Burt Neuborne's second thoughts on church-state separation aside, the advice that is coming from him, Paul Starr and others purports to be friendly guidance to fellow-travellers. If they think marriage is only for a man and a woman, or that minors should have to get their parents' consent for an abortion, they aren't saying it here, and presumably their ideal world would look much like that of the advocates whose judgment and tactics they question. So let me conclude by engaging them on strategic and political grounds.
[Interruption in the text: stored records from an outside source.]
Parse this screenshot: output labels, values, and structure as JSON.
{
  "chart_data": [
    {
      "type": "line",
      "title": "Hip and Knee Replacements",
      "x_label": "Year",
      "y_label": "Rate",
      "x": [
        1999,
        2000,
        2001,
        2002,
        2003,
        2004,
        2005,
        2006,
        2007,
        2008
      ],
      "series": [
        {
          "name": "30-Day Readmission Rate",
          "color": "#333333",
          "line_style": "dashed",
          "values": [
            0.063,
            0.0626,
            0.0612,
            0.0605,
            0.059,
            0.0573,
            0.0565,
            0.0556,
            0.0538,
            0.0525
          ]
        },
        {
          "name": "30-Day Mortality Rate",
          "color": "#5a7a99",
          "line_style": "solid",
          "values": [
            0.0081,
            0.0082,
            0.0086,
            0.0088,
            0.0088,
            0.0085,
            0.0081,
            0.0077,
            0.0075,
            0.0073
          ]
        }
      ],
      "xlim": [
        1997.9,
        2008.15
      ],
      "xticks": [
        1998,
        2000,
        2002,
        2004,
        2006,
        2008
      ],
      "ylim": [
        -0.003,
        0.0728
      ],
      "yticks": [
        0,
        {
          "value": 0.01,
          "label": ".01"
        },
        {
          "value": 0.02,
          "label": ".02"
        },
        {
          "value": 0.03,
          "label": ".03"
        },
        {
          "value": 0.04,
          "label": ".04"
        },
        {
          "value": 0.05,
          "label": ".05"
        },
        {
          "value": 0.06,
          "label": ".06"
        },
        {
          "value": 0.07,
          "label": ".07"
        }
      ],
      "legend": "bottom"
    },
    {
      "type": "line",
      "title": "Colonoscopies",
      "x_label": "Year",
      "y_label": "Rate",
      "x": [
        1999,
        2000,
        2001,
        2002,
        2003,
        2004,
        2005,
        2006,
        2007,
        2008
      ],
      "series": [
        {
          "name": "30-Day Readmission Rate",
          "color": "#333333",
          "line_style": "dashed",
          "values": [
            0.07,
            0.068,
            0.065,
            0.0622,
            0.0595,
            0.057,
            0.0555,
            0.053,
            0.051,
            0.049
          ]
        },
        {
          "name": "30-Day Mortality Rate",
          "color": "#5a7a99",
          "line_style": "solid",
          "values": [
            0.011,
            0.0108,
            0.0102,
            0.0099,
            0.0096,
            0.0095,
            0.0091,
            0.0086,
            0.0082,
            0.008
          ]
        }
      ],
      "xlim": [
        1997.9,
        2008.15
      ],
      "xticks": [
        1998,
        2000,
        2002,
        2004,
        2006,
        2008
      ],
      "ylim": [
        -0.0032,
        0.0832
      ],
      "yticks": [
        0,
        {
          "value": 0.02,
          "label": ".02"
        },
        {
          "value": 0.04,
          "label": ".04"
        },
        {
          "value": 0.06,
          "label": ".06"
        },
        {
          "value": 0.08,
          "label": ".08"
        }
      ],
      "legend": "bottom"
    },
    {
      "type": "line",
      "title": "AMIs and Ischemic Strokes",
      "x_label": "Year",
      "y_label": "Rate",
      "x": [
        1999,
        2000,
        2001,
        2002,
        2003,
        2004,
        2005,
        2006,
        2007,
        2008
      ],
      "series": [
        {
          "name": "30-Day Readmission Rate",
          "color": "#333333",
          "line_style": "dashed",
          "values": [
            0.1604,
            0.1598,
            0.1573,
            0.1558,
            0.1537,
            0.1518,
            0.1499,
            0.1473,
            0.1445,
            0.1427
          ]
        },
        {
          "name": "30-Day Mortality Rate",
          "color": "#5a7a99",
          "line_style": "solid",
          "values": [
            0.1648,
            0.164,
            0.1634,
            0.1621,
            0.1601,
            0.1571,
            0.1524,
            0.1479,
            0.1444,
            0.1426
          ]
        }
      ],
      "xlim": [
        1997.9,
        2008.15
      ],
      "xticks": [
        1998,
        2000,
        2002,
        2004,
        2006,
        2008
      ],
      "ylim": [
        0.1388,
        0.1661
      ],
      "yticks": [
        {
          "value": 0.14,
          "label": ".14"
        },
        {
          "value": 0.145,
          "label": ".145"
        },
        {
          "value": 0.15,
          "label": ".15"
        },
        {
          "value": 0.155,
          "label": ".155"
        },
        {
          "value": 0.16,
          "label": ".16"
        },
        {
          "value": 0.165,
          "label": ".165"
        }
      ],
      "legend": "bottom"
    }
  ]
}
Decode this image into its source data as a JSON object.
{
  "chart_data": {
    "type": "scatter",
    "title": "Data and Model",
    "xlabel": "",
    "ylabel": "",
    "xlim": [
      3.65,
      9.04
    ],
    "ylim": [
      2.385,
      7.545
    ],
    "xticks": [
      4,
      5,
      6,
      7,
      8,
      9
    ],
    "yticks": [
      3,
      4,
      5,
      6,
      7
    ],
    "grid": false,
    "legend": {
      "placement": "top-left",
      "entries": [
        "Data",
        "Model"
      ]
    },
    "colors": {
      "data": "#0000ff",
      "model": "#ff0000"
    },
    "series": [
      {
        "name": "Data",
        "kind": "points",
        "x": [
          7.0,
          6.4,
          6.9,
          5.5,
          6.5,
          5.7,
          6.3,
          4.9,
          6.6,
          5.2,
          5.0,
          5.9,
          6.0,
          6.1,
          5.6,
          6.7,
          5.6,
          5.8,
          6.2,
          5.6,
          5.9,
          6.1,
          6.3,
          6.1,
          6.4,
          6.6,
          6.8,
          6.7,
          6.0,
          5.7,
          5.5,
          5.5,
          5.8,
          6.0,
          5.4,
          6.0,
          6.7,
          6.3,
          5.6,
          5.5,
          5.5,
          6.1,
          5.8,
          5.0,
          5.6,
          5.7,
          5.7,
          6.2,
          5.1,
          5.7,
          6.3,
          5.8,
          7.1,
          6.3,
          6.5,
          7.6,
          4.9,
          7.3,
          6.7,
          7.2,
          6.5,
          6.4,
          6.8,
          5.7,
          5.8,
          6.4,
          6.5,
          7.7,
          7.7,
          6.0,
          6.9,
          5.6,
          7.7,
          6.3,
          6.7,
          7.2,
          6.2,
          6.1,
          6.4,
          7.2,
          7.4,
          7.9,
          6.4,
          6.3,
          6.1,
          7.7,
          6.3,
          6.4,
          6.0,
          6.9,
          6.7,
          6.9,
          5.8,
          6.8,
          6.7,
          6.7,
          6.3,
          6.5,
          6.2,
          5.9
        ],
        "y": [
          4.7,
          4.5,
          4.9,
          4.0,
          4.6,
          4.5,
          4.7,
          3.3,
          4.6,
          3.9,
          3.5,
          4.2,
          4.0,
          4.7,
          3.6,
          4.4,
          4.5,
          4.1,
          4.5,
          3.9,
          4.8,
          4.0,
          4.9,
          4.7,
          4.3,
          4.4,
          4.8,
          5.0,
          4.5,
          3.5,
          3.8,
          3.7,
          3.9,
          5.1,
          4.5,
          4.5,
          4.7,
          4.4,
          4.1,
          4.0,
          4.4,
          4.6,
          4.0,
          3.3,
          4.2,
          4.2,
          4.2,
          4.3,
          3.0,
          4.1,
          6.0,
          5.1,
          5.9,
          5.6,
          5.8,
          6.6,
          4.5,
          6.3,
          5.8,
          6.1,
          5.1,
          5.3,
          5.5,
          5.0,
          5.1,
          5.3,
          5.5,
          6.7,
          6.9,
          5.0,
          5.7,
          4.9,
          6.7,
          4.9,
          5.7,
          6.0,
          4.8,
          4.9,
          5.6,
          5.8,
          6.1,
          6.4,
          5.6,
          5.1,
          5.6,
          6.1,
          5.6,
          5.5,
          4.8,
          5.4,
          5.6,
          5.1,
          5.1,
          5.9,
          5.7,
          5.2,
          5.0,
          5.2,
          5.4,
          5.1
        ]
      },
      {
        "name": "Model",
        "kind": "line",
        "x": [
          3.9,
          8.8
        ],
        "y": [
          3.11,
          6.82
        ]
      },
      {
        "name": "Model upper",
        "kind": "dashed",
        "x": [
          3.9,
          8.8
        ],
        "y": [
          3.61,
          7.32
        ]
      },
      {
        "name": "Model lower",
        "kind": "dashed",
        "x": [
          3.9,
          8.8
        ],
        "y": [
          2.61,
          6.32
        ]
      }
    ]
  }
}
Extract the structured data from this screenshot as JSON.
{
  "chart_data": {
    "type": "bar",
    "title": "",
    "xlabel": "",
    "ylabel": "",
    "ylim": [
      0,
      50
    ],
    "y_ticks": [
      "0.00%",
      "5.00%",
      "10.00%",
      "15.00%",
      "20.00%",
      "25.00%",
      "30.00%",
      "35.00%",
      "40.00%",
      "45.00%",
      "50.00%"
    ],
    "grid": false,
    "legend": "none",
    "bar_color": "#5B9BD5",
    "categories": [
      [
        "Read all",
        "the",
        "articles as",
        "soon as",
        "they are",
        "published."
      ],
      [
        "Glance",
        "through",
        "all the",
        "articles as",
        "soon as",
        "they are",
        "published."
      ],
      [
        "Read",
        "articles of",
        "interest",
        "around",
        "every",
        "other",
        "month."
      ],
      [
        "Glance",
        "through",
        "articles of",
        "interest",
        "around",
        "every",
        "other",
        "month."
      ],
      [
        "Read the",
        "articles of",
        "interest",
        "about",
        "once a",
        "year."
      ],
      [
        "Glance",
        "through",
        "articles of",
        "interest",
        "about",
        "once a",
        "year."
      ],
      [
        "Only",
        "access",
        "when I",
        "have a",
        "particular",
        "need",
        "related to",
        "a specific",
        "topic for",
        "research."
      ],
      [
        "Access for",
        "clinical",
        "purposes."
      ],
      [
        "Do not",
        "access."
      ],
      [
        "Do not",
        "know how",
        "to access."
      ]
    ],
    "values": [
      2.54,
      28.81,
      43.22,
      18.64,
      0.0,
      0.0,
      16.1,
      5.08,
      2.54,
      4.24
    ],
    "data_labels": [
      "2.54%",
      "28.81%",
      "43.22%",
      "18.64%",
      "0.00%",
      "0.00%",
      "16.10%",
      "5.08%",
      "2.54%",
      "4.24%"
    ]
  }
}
The problem of the Democrats is not, I believe, an excess of ardor or purity on some social issues. It is that the weakness of their agenda and their message on issues that most voters care about more -- the economy and national security -- makes the social issues loom larger, and the marginal electoral drag with some voters more costly. Now most Democrats, across the party's spectrum, seem these days nostalgic for the political success of Bill Clinton. It's worth noting, though, for all those who think abortion and gay rights are the problem, that Clinton was the most pro-choice President in American history, a down-the-line supporter. He handled gays in the military ineptly, by not sticking with his original conviction and compromising on an untenable policy that continues to cost us today in discharged Arabic interpreters, etc. But with all that he was also the most gay-friendly President in American history. I don't recall these issues costing Clinton -- who by the way did much better with white evangelicals, a bloc that Bush has made strong inroads into, than either Gore or Kerry -- because of the strength of his overall message and program. (Of which I am NOT an unabashed admirer, but that's another matter.)
That's the lesson I think those fretting about the future of the Democratic Party should take to heart.